While emergency responders were in the midst of training in low angle rope rescue techniques last week, they received a call to perform an actual rescue on Interstate 5 south of Castella, where a car had plummeted down a 100 foot embankment.

Three of the four passengers inside the 2011 Chevy Aveo received minor to moderate injuries in the April 24 accident, which was caused by inattentive driving, said California Highway Patrol officer Kim Baldi.

Driver Raymond Kookie Jennings, 67, of Seattle Wash. told CHP?he was looking at one of his passengers when he allowed the Aveo to drift off the northbound Interstate 5 roadway and over the embankment while driving at approximately 60 miles per hour, Baldi reported.

Jennings, as well as passengers Vivian Heller, age 54, and William Thomas, age 7, both of Seattle, were transported to Mercy Medical Center Mt. Shasta for treatment of their injuries, Baldi said. The fourth passenger, Jaloni Spears, age 9, also of Seattle, was not injured.

Personnel from the US Forest Service station at Sims were the first on scene at about 10:45 a.m., with Dunsmuir/Castella Fire Department, CHP and the Mount Shasta City Fire Department responding soon after. Dunsmuir/Castella Fire Chief Dan Padilla was named the Incident Commander.

Padilla said emergency responders used a rope hauling system to descend rescuers and equipment down the embankment to the injured parties.

Two of the victims were packaged and hauled up the slope to a waiting ambulance, Padilla said. The other two were lowered to a road below.

Baldi said the car never overturned, and all the passengers were properly seatbelts and restrained. The airbag also deployed. All of these factors helped to keep injuries to a minimum.

Padilla said it took less than an hour to rescue all parties from the vehicle.

“This couldn’t have happened at a better time,” said Eric Dyck, Mount Shasta City Fire Department assistant chief. “We had two departments training in the exact scenario that was occurring... The rescuers that responded knew what needed to happen.”

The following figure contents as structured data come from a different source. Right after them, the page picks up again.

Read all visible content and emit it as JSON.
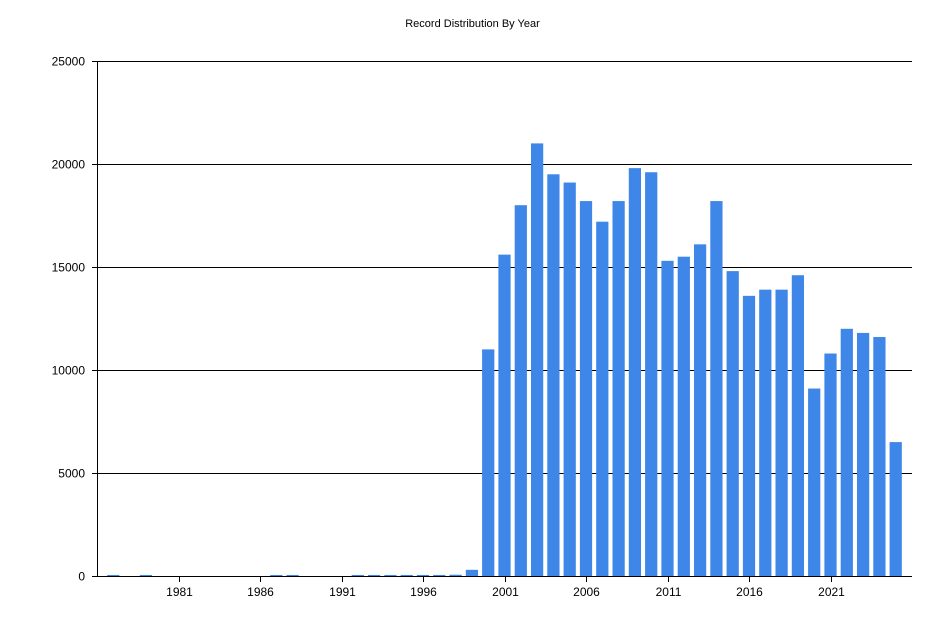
{
  "chart_data": {
    "type": "bar",
    "title": "Record Distribution By Year",
    "xlabel": "",
    "ylabel": "",
    "x": [
      1977,
      1979,
      1987,
      1988,
      1992,
      1993,
      1994,
      1995,
      1996,
      1997,
      1998,
      1999,
      2000,
      2001,
      2002,
      2003,
      2004,
      2005,
      2006,
      2007,
      2008,
      2009,
      2010,
      2011,
      2012,
      2013,
      2014,
      2015,
      2016,
      2017,
      2018,
      2019,
      2020,
      2021,
      2022,
      2023,
      2024,
      2025
    ],
    "values": [
      50,
      50,
      50,
      50,
      50,
      50,
      50,
      50,
      50,
      50,
      60,
      300,
      11000,
      15600,
      18000,
      21000,
      19500,
      19100,
      18200,
      17200,
      18200,
      19800,
      19600,
      15300,
      15500,
      16100,
      18200,
      14800,
      13600,
      13900,
      13900,
      14600,
      9100,
      10800,
      12000,
      11800,
      11600,
      6500
    ],
    "xlim": [
      1976,
      2026
    ],
    "ylim": [
      0,
      25000
    ],
    "xticks": [
      "1981",
      "1986",
      "1991",
      "1996",
      "2001",
      "2006",
      "2011",
      "2016",
      "2021"
    ],
    "yticks": [
      "0",
      "5000",
      "10000",
      "15000",
      "20000",
      "25000"
    ],
    "grid": "horizontal",
    "legend": "none",
    "bar_color": "#3e86e8"
  }
}
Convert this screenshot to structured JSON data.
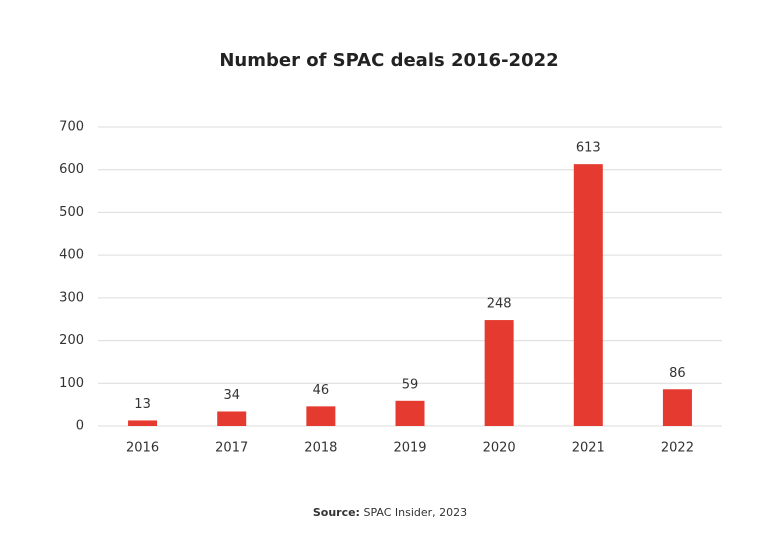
{
  "chart_data": {
    "type": "bar",
    "title": "Number of SPAC deals 2016-2022",
    "categories": [
      "2016",
      "2017",
      "2018",
      "2019",
      "2020",
      "2021",
      "2022"
    ],
    "values": [
      13,
      34,
      46,
      59,
      248,
      613,
      86
    ],
    "color": "#e53a2f",
    "ylim": [
      0,
      700
    ],
    "yticks": [
      0,
      100,
      200,
      300,
      400,
      500,
      600,
      700
    ],
    "grid": true,
    "source_label": "Source:",
    "source": "SPAC Insider, 2023"
  }
}
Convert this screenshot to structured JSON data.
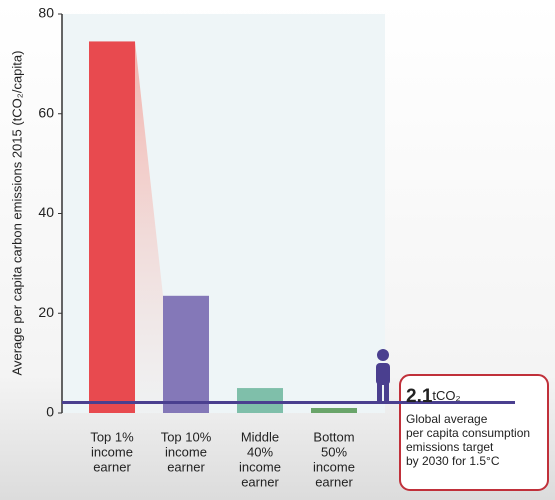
{
  "chart_data": {
    "type": "bar",
    "y_label": "Average per capita carbon emissions 2015 (tCO₂/capita)",
    "categories": [
      [
        "Top 1%",
        "income",
        "earner"
      ],
      [
        "Top 10%",
        "income",
        "earner"
      ],
      [
        "Middle",
        "40%",
        "income",
        "earner"
      ],
      [
        "Bottom",
        "50%",
        "income",
        "earner"
      ]
    ],
    "values": [
      74.5,
      23.5,
      5,
      1
    ],
    "colors": [
      "#e84a4f",
      "#8478b8",
      "#7fbfaa",
      "#6aa56a"
    ],
    "ylim": [
      0,
      80
    ],
    "yticks": [
      0,
      20,
      40,
      60,
      80
    ],
    "grid": false,
    "target": {
      "value": 2.1,
      "unit": "tCO₂",
      "color": "#4a3f8f",
      "label_lines": [
        "Global average",
        "per capita consumption",
        "emissions target",
        "by 2030 for 1.5°C"
      ]
    }
  }
}
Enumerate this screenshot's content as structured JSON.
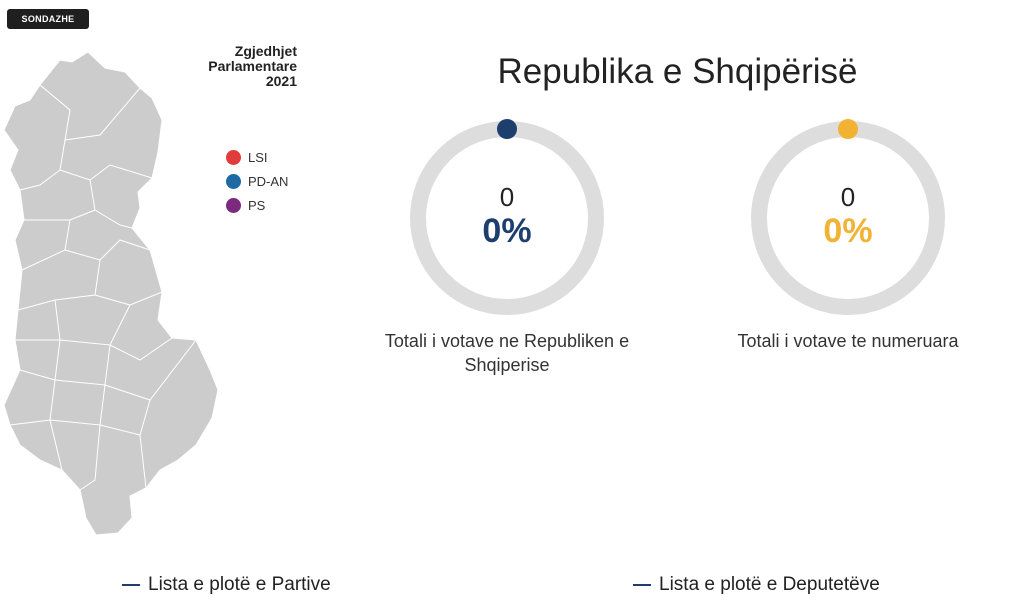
{
  "badge": {
    "label": "SONDAZHE"
  },
  "map": {
    "title_lines": [
      "Zgjedhjet",
      "Parlamentare",
      "2021"
    ],
    "fill_color": "#cccccc",
    "border_color": "#ffffff"
  },
  "legend": {
    "items": [
      {
        "label": "LSI",
        "color": "#e03c3c"
      },
      {
        "label": "PD-AN",
        "color": "#1f6aa5"
      },
      {
        "label": "PS",
        "color": "#7b2a7d"
      }
    ]
  },
  "main": {
    "title": "Republika e Shqipërisë",
    "rings": [
      {
        "count": "0",
        "percent": "0%",
        "value": 0,
        "color": "#1d3f6e",
        "label": "Totali i votave ne Republiken e Shqiperise"
      },
      {
        "count": "0",
        "percent": "0%",
        "value": 0,
        "color": "#f2b233",
        "label": "Totali i votave te numeruara"
      }
    ],
    "ring_track_color": "#dddddd"
  },
  "footer": {
    "parties_link": "Lista e plotë e Partive",
    "deputies_link": "Lista e plotë e Deputetëve",
    "accent_color": "#1d3f6e"
  }
}
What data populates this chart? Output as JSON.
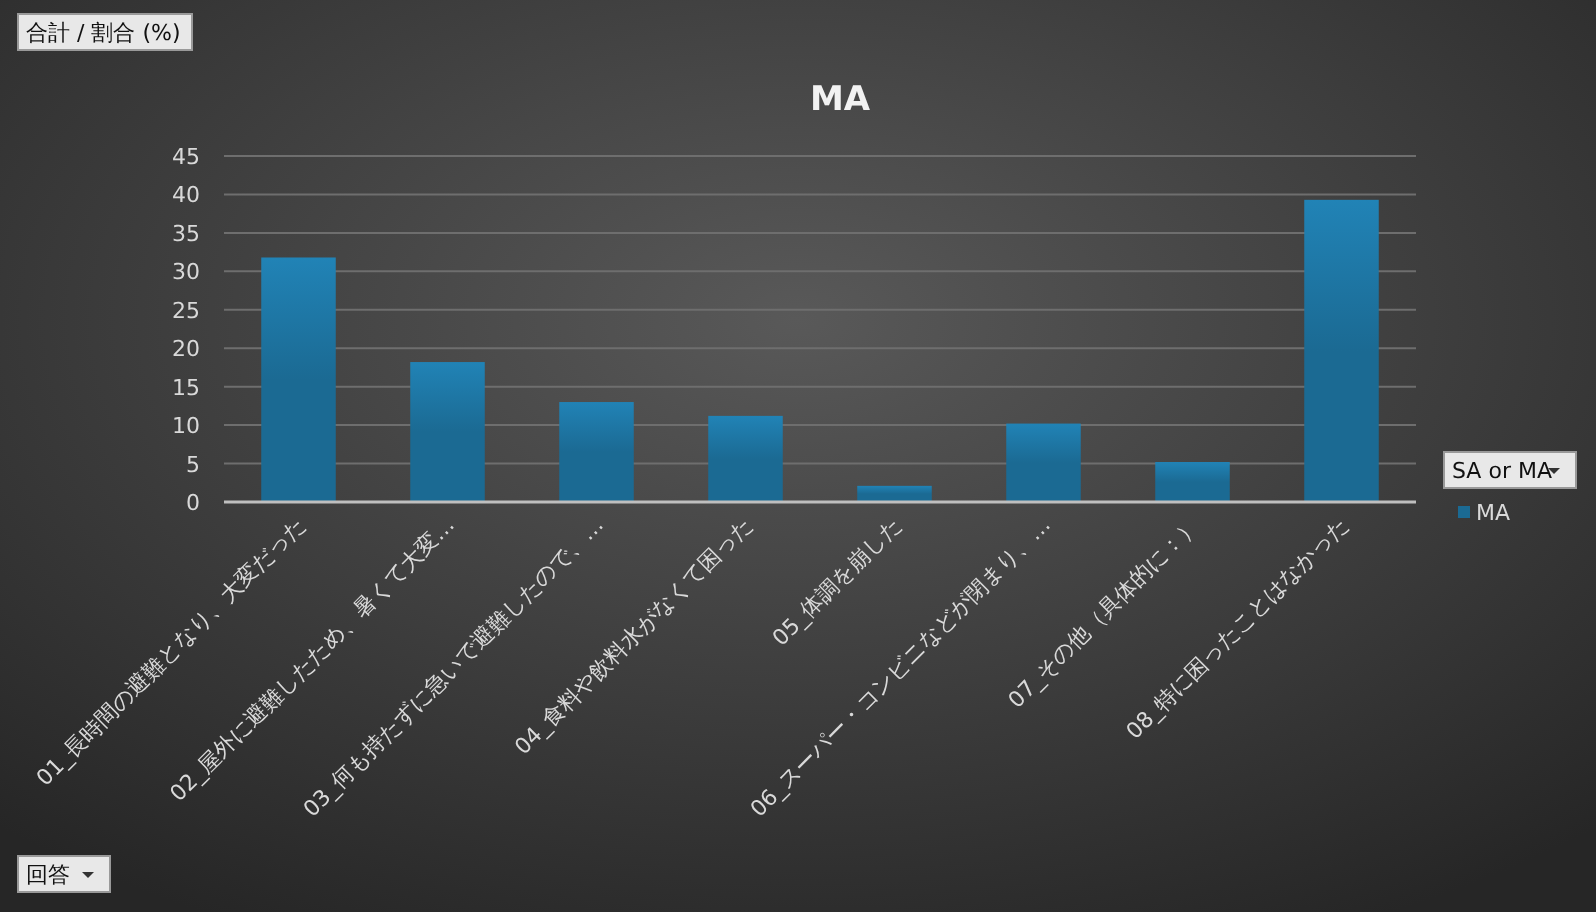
{
  "chart_data": {
    "type": "bar",
    "title": "MA",
    "xlabel": "回答",
    "ylabel": "合計 / 割合 (%)",
    "legend_title": "SA or MA",
    "categories": [
      "01_長時間の避難となり、大変だった",
      "02_屋外に避難したため、暑くて大変…",
      "03_何も持たずに急いで避難したので、…",
      "04_食料や飲料水がなくて困った",
      "05_体調を崩した",
      "06_スーパー・コンビニなどが閉まり、…",
      "07_その他（具体的に：）",
      "08_特に困ったことはなかった"
    ],
    "series": [
      {
        "name": "MA",
        "color": "#1b6a93",
        "values": [
          31.8,
          18.2,
          13.0,
          11.2,
          2.1,
          10.2,
          5.2,
          39.3
        ]
      }
    ],
    "ylim": [
      0,
      45
    ],
    "yticks": [
      0,
      5,
      10,
      15,
      20,
      25,
      30,
      35,
      40,
      45
    ],
    "grid": "y",
    "legend": "right"
  }
}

“Members of the Mount Shasta City Fire Department, Mount Shasta Fire Protection District, Weed City Fire, Dunsmuir/Castella Fire Department, Mount Shasta Public Works, Mount Shasta City Hall Employees, US Forest Service, CAL?FIRE, Office of Emergency Services and Mount Shasta Ambulance, Mercy Medical Center and PG&E have been training together to help keep our communities safe,” Dyck said.

Incidents like these are the reason the departments have been training together, Dyck said.

“It is very important that responders train together so that when a emergency happens they all know what each other is doing,” said Dyck.

Several people are pitching in to teach a variety of courses, including Chief Rick Joyce, Fire Captain Matt Hill, Fire Captain Cory Burns, Fire Captain Steven Hitchcock, Battalion Chief Patrick Titus, firefighter Brian Dyck, firefighter Chad Henson, Fire Chief Matt Melo, Assistant Fire Chief Eric Dyck, PG&E, Sam Lanier, and Billy Gansel.

“These guys are either highly skilled in special aspects of the fire service, or they are NWCG (National Wildland Coordination Group) Instructors, CSFM (California State Fire Marshal) instructors California Specialized Training Institute Instructors, FireWhat? instructors, or instructors at College of the Siskiyous,” Dyck said.

Dunsmuir/Castella Fire Department chief Dan Padilla demonstrates how to repel during a rope rescue training exercise last week. While in the midst of the training session, firefighters were called to the scene of an accident where they were able to put these exact skills to the test. They rescued four people from a car which had plummeted down a 100 foot embankment on Interstate 5.